Polonia, crisi dei migranti: così Lukashenko (e Putin) sfidano l'Europa al confine bielorusso

L’ultimo dittatore d’Europa e il suo protettore al Cremlino cercano di mettere in difficoltà (soprattutto) la Germania. Varsavia (per ora) non gioca allo scaricabarile con Bruxelles

Migliaia di profughi al confine con la Polonia, a piedi, senza rifugi per la notte, sono l’equivalente di una flotta di barconi che attraversano il Mediterraneo in tempesta. Restare all’aperto in queste notti gelate rischia di uccidere le persone come un naufragio.

Cosa spinge afghani, iracheni, siriani a rischiare la vita in questi viaggi senza rete, lo sappiamo da anni, ma quali intrecci politici abbiano aperto questa rotta nel profondo nord è un tema meno battuto.

In questo orribile gioco con la disperazione ci sono i protagonisti di primo, secondo e terzo livello e man mano che ci si allontana dalle steppe battute dal vento, cresce la tendenza a manovrare la massa di profughi come pedine di una scacchiera politica. L’umanità svanisce, resta l’opportunismo politico.

Principale attore protagonista di questo ennesimo dramma è l’«ultimo dittatore d’Europa», quel Alexandr Lukashenkoaccusato dall’Europa di conservare il suo potere assoluto schiacciando le opposizioni, dirottando gli aerei, ignorando ogni regola vagamente legale. E, ora — a usare queste parole è la Francia —, anche di giocare a destabilizzare l’Europa.

Le sanzioni economiche imposte dall’Ue infastidiscono Lukashenko e pochi dubitano l’abbiano convinto ad usare l’arma dei migranti contro chi cerca di limitarne l’assolutismo. Non è una trovata tanto originale, in fondo.

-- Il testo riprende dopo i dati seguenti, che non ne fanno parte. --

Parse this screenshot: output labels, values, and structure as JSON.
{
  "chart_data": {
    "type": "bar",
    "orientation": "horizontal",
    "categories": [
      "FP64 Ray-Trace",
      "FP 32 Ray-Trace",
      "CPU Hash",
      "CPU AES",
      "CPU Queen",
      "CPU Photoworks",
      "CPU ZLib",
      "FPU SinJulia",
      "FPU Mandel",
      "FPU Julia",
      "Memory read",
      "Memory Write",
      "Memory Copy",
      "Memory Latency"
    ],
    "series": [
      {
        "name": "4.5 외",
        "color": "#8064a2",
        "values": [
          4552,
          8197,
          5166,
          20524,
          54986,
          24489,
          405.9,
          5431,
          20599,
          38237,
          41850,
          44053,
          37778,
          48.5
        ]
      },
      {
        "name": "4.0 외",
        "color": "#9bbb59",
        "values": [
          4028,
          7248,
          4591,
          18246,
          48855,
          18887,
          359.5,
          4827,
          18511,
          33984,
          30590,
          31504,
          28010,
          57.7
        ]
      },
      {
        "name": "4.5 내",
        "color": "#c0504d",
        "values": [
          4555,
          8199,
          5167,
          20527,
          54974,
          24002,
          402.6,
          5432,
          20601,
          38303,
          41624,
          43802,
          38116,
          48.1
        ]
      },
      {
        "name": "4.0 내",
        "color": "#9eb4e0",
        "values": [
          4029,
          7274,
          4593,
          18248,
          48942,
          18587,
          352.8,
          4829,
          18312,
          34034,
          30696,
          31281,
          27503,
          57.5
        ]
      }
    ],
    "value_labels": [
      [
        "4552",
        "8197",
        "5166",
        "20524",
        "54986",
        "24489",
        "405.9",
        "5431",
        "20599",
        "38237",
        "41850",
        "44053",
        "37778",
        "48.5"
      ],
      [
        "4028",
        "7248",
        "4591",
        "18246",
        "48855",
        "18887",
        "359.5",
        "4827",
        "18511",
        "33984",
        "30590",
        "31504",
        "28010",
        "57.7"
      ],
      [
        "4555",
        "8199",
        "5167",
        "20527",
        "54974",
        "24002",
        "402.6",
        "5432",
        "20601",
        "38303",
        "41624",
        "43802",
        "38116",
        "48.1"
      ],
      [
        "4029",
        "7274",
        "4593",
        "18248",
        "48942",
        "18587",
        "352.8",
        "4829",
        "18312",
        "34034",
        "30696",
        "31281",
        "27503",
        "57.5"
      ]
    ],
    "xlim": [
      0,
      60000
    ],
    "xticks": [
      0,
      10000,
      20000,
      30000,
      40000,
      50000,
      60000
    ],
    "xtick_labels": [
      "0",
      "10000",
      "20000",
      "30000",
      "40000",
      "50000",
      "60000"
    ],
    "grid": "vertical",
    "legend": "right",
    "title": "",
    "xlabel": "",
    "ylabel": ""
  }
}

L’ha fatto per anni con successo il libico Gheddafi, l’ha fatto e continua a minacciarlo ricavandone vantaggi economici il turco Erdogan, nessuna sorpresa che anche il dittatore bielorusso abbia annusato la paura degli europei e cerchi di sfruttarla. Lasciatemi governare come voglio o ve ne pentirete.

Dietro a Lukashenko, però, c’è Vladimir Putin, il grande fratello senza il quale la Bielorussia non potrebbe sopravvivere un minuto (e con cui Lukashenko ha avuto una conversazione telefonica nella giornata di martedì). Per Mosca inviare profughi in Polonia, Lettonia, Estonia, Lituania, è un modo per tenere l’intera Europa in scacco. Destabilizzarla, ricattarla.

L’obbiettivo principale è lo Stato guida, la Germania, che persino sotto la salda guida della cancelliera Merkel ha dimostrato di non saper conciliare le intenzioni umanitarie, le regole e i principi dell’accoglienza, con la fobia della sua pancia meno sazia, per i diversi, gli stranieri, «quelli che rubano il lavoro».

A ricevere la prima bordata dell’offensiva dei migranti sulla rotta Nord ordita dal tandem Lukashenko-Putin è la Polonia. Paese enorme, in crescita, ma dilaniato da una crisi di fiducia nella sua scelta democratica. Il dilemma che si ripropone in ogni Paese civile tra la necessità morale di accogliere chi ha bisogno e l’egoismo presentato come pragmatico di respingere chi non si può integrare, in Polonia a affonda in un terreno scivoloso.

Varsavia ha la possibilità di convertirsi in baluardo dell’Unione oppure sfruttare a sua volta l’ondata di profughi per premere sui Paesi più ricchi che le danno lezioni di democrazia, indipendenza del sistema giudiziario, e vorrebbero un’adesione più sincera ai valori europei. Per il momento la Polonia si oppone all’aggressione bielorussa, ma la sua tenuta è a rischio. Nessun profugo vuole fermarsi nel Paese che esporta idraulici e imbianchini verso i partner europei, tutti vogliono arrivare nel cuore del welfare comunitario che sanno bene essere in Germania, Danimarca, Olanda, Austria.

Già dall’inizio di novembre filtrano in Germania dal confine polacco, chilometrico e indifendibile, 500, anche mille migranti al giorno. Con le migliaia che Lukashenko spinge al confine, i numeri potrebbero salire alle stelle. L’Unione europea orgogliosa paladina dei diritti umani non ha saputo risolvere il problema di Lampedusa senza girarsi dall’altra parte, togliere le navi di soccorso, condividere con l’Italia il peso della migrazione. I suoi avversari l’hanno capito. Dalla Turchia ai trafficanti libici, dal Marocco alla Bielorussia , il punto debole della Ue viene puntualmente sfruttato dai suoi avversari. Sul fronte polacco va in scena l’ennesimo atto dello stesso ricatto. La soluzione è, come al solito, più multilaterale che polacca o bielorussa.